En 1902, la minoterie est rachetée par MM François et Henri Lambotte qui fondent une société en commandite simple sous la raison sociale “Lambotte et Cie”. En 1952, à l’issue d’une procédure de rachat qui aura duré six ans, René et Jean Lambotte, fils d’Henri Lambotte, deviennent propriétaires de l’usine et fondent la société “Minoterie Lambotte”. René prend alors la direction de la minoterie tandis que Jean se spécialise dans la fabrication d’aliments pour bétail. La minoterie a fermé en 1972. Elle avait une capacité d’écrasement de 200 quintaux de blé par jour et employait sept ouvriers.
UN BATIMENT
La minoterie, proprement dite, consiste en un grand bâtiment en brique d’allure austère malgré une certaine recherche esthétique : des pilastres en brique rythment les cinq travées régulières qui composent la façade et des chaînages en brique soulignent les montants des larges baies en arc segmentaire. Dans sa conception, l’édifice reprend le modèle architectural classique des minoteries de la fin du XIXème siècle, dont les principales caractéristiques constructives sont la hauteur et la robustesse du bâti. L’édifice comprend en effet quatre niveaux afin d’abriter les nombreuses machines entrant dans le diagramme de production et de profiter au maximum de la force gravitaire (le processus fabrication s’effectuant en meunerie sur le mode vertical).

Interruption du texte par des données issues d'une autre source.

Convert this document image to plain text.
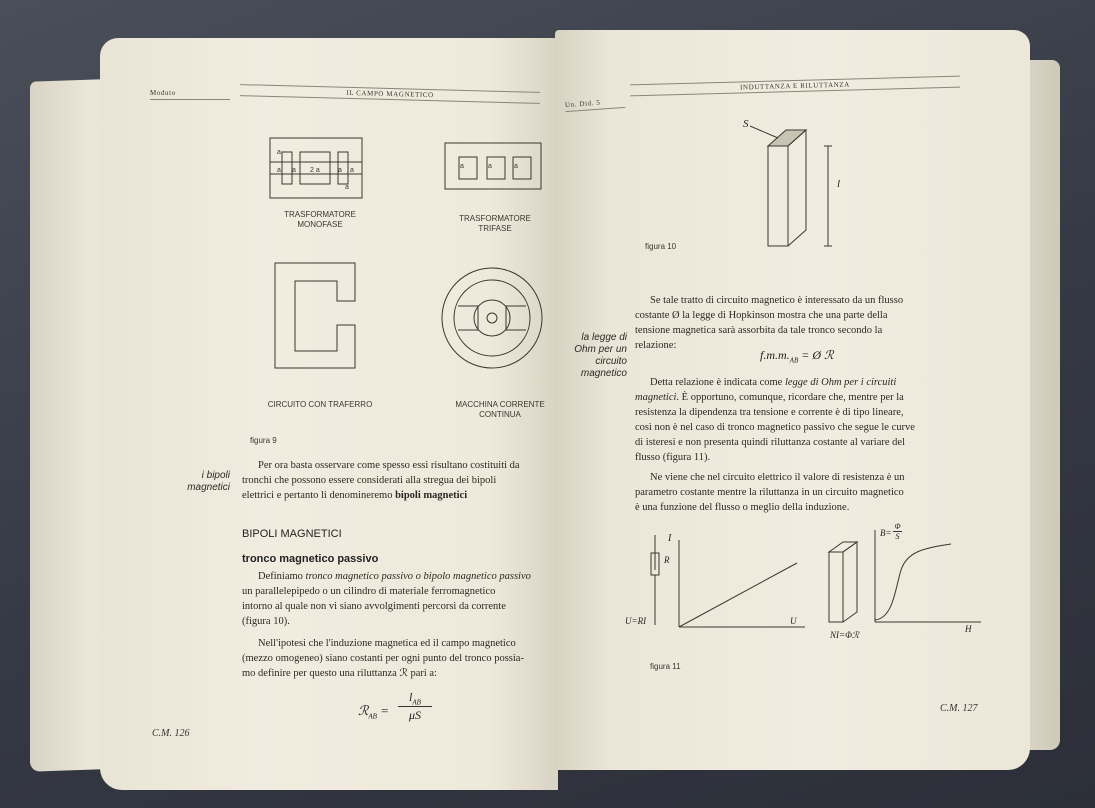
Moduto	IL CAMPO MAGNETICO
a
a	2 a	a a
a
a
TRASFORMATORE MONOFASE
a	a	a
TRASFORMATORE TRIFASE
CIRCUITO CON TRAFERRO	MACCHINA CORRENTE CONTINUA
figura 9
i bipoli magnetici
Per ora basta osservare come spesso essi risultano costituiti da
tronchi che possono essere considerati alla stregua dei bipoli
elettrici e pertanto li denomineremo bipoli magnetici
BIPOLI MAGNETICI
tronco magnetico passivo
Definiamo tronco magnetico passivo o bipolo magnetico passivo
un parallelepipedo o un cilindro di materiale ferromagnetico
intorno al quale non vi siano avvolgimenti percorsi da corrente
(figura 10).
Nell'ipotesi che l'induzione magnetica ed il campo magnetico
(mezzo omogeneo) siano costanti per ogni punto del tronco possia-
mo definire per questo una riluttanza ℛ pari a:
ℛ$_{AB}$ =
$l_{AB}$
μS
C.M. 126
Un. Did. 5
INDUTTANZA E RILUTTANZA
S
l
figura 10
la legge di Ohm per un circuito magnetico
Se tale tratto di circuito magnetico è interessato da un flusso
costante Ø la legge di Hopkinson mostra che una parte della
tensione magnetica sarà assorbita da tale tronco secondo la
relazione:
$f.m.m._{AB}$ = Ø ℛ
Detta relazione è indicata come legge di Ohm per i circuiti
magnetici. È opportuno, comunque, ricordare che, mentre per la
resistenza la dipendenza tra tensione e corrente è di tipo lineare,
così non è nel caso di tronco magnetico passivo che segue le curve
di isteresi e non presenta quindi riluttanza costante al variare del
flusso (figura 11).
Ne viene che nel circuito elettrico il valore di resistenza è un
parametro costante mentre la riluttanza in un circuito magnetico
è una funzione del flusso o meglio della induzione.
I
R
U=RI	U
B=
Φ
S
NI=Φℛ
H
figura 11
C.M. 127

Pignon nord-ouest de la minoterie sur lequel s’appuie le bâtiment d’eau abritant la turbine hydraulique – Cliché Inventaire général Haute-Normandie, D. Couchaux, 2002
Le souci de robustesse s’exprime en façade par la présence de têtes de tirants métalliques qui renforcent la charpente mixte en bois et métal du bâtiment. Celui-ci en effet est soumis à de fortes contraintes dues à la fois au poids des machines et aux vibrations qu’elles génèrent lorsqu’elles fonctionnent de concert. En façade toujours, le double balcon en bois des portes farinières superposées est un aménagement caractéristique d’une minoterie permettant le déchargement des sacs de farine. L’aménagement intérieur du bâtiment répond à une organisation rationnelle de la production. Chaque niveau est affecté à des opérations spécifiques relevant d’une ou de plusieurs étapes du processus de fabrication : réception du blé en sac, bureau du minotier -encore pourvu de son mobilier et de ses appareils de mesure, lavage du blé, détachage de la farine (au rez-de-chaussée), broyage et convertissage des grains, nettoyage et réparation des sacs, conditionnement de la farine (au 1er étage), sassage et stockage de la farine en silos (au 2e étage), nettoyage et décorticage du grain, blutage de la mouture, stockage du blé et du son en silos (dans le comble).
DES MACHINES
La présence exceptionnelle d’un parc mobilier conservé dans son intégralité permet de retracer le processus de transformation du blé en farine, tel qu’il était réalisé dans cet établissement depuis sa mise en service en 1898 jusqu’à sa fermeture en 1972. La production de l’énergie, tout d’abord, est assurée par une turbine hydraulique axiale verticale de type Fontaine, développant une puissance de 20 CV. Cette turbine est installée en 1901 dans le bâtiment d’eau en remplacement d’une roue hydraulique initiale de trop faible puissance. Rapidement, la turbine s’avère à son tour insuffisante pour entraîner de façon satisfaisante l’ensemble des machines. En 1902, lui est donc adjoint un moteur de bateau à pistons à explosion à quatre cylindres de même type que celui mis au point en 1891 par l’ingénieur français Ferdinand Forest.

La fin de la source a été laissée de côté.